Why He’s Important: It’s not often that a true freshman lineman has a chance to start from day one, but that’s exactly the situation Braun finds himself in. He’s extremely well-developed physically for his age and should be a bruising run-blocker. He also played tennis in high school, which suggests that he has the footwork and agility to become a top-notch pass-protector in time as well. The four-star prospect has the added advantage of having gone through a few bowl practices with the team in December. Jobs are up for grabs on UF’s maligned offensive line, and don’t be surprised if Braun claims one of them sooner rather than later.

Questions to be Answered: He played in a run-heavy offense in high school, and the Gators figure to rely heavily on the passing game again this season. Can Braun’s pass-protection catch up to his run-blocking quickly enough to allow him to be a factor this season? Where he fits in on the line is also in question. He played tackle in high school, and his length and athleticism suggest that he could end up there eventually at Florida. However, he’s better at run-blocking right now and UF has a more pressing need at guard. Which position will Braun play this season and on which side of the line?

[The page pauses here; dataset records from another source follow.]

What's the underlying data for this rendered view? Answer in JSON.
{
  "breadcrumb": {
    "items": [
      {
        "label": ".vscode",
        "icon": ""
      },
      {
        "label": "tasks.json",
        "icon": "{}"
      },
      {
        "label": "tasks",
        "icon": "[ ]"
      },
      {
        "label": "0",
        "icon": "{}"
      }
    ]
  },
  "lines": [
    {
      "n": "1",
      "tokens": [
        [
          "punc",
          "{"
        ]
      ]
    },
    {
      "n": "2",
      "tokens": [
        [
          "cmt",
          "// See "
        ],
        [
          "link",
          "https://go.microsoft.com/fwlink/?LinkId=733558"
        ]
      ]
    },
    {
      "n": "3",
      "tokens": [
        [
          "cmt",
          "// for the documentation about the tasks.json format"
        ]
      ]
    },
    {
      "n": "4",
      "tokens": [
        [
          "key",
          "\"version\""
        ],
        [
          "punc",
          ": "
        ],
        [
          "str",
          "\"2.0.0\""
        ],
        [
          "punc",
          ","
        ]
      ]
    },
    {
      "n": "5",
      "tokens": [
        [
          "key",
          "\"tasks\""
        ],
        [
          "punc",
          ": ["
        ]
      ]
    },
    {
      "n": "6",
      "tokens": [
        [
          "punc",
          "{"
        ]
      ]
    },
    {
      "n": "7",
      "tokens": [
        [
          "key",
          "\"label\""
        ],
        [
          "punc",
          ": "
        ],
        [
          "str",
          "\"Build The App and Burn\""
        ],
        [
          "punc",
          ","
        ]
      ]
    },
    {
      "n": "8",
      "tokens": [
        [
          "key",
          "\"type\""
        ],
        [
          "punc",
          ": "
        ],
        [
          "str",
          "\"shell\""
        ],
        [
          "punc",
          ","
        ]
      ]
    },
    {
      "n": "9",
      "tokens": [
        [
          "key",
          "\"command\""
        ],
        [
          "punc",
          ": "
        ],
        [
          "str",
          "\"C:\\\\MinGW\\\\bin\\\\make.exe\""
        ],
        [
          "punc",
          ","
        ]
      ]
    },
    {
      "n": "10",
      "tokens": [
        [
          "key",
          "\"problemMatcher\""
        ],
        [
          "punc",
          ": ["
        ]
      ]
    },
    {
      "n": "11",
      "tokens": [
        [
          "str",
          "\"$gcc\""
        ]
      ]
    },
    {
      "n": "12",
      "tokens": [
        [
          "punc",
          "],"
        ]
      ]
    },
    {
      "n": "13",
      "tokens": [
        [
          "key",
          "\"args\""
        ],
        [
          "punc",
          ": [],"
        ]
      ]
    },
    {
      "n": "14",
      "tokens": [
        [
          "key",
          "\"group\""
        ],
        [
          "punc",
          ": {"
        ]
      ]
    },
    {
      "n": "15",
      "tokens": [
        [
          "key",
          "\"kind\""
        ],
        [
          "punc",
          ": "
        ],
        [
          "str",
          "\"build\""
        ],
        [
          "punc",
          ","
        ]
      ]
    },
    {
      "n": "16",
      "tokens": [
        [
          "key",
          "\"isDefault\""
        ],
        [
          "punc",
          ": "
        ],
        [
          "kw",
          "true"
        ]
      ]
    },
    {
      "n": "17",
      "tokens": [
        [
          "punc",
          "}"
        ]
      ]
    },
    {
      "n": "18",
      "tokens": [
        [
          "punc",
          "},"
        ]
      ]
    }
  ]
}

Projection: The addition of Stewart Reese via the transfer portal and the elimination of spring practices will keep Braun from breaking into the starting lineup right away, but he’ll still play a crucial role as one of the first linemen off of the bench. He’ll start a game or two at guard when starters get injured, and he’ll play well. He’ll enter 2021 as a starter and breakout candidate.

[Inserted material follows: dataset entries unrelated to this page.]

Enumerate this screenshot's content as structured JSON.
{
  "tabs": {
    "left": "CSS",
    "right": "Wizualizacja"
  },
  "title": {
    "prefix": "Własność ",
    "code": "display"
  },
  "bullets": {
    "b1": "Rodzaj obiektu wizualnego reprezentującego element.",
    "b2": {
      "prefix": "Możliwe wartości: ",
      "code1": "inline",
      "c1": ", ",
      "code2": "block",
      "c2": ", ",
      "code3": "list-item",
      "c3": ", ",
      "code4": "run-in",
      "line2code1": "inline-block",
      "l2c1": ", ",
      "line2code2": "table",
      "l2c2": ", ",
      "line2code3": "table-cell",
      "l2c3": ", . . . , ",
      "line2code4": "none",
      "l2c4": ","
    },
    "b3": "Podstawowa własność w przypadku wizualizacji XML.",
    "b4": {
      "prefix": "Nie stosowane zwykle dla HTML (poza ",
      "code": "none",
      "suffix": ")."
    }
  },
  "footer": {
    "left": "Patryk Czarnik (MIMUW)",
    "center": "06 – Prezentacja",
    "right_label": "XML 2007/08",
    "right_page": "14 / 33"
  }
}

  • Position: Running back
  • Class: Redshirt sophomore
  • Size: 6-foot, 200 pounds
  • High School/Hometown: University (Orange City, Florida)

Why He’s Important: The Gators need another back to emerge to complement Dameon Pierce, and Lingard has the skills to become that guy. The former five-star recruit is an explosive runner who is more powerful than his stature might suggest. He could be the lightning to Pierce’s thunder. As a freshman at Miami in 2018, he rushed for 136 yards and two touchdowns on 17 carries (8 yards-per-carry). He could also be a receiving threat out of the backfield, something UF needs following the departure of Lamical Perine. He’s been granted a waiver to play this season by the NCAA, and he should factor heavily into the Gators’ offensive plans.

Questions to be Answered: Health is a concern with Lingard. He injured his knee in practice and missed the final six games of the 2018 season. He only played in two games in 2019 and didn’t receive a carry despite the Hurricanes struggling mightily on offense. His high school offensive coordinator told ITG in April that he is 100 percent healthy now, but it’ll certainly be different once he’s being hit in games. Will Lingard look like his old, explosive self, or will he look a bit rusty without seeing significant game action in nearly two years? While most expect Lingard to battle for carries as a top reserve, is dethroning Pierce within reach for him? Pierce has never been the go-to running back before, and the jury is still out on how good he is.

Projection: Like last season, the Gators’ backfield will become a two-man show early in the season. This time, it’ll be Pierce and Lingard. As the top backup, Lingard will carry the ball around 80 times for 450 yards and four touchdowns. He’ll also add another score or two as a receiver. He’ll play more like the five-star prospect he was in high school than the enigma he was at Miami.